As the neighborhood changed, the church fell on hard times. By the early 70's, a local gang sought to take control of the building, and in 1975, the church retreated to a smaller building on St. Marks Place, relinquishing control of 9 Second Avenue to the city, which leased it to a community group called Cuando.

Thus began the building's second life, as a raffish center for East Village artists. "People who loved it, loved it," said Patricia Nicholson Parker, a dancer who produced experimental jazz festivals there in the 80's. Plexus, an international artists' organization, put on a show using every room in the building. Flowering cherries and magnolia hugged the building's southern wall, where the Liz Christy Bowery-Houston community garden was tended. A samba band rehearsed on the roof, and the Beastie Boys frequented parties there that had become a fixture of New York's fledgling hip-hop scene.
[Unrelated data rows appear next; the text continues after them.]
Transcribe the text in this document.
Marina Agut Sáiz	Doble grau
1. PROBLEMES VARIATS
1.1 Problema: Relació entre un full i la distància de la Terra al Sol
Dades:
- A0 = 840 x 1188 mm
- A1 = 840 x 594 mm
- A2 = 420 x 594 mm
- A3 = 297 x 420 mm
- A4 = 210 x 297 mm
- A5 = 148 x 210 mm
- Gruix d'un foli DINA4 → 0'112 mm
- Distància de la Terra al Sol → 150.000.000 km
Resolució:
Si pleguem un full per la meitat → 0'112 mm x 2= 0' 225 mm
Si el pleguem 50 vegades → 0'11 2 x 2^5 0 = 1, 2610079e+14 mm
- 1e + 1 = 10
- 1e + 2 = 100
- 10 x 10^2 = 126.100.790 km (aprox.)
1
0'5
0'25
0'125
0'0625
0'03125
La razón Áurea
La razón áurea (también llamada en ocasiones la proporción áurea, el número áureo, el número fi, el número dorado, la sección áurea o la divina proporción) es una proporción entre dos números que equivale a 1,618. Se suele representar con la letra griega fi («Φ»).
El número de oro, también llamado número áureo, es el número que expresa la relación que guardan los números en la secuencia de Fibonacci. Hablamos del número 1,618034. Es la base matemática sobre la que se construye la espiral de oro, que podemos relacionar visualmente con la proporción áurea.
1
But Cuando suffered from managerial missteps and was evicted by 1990. The only tenant that remained in a regular capacity was Sifu Jai, a kung fu master who turned the fourth-floor gym into a Taoist temple. There was no heat in the winter; he taught his students kung fu by candlelight, under veils of incense smoke. He was evicted in 2002.

When complete, the new Avalon Chrystie Place (named after Avalon Bay, the developer, and Chrystie Street) will have four buildings, including a nine-story property on the site of the Church of All Nations. But as the old church and neighborhood house are resigned to Bowery history, some are still sad to see it go.

"Architecturally, it's really nothing special," said Michael Schiller, who is making the documentary about the church. Enchanted by its ghostly presence, he started work in 1996 and hopes to be finished by the fall. But, he added, "It has the magical feel of a place that retained the energy of everything that happened there."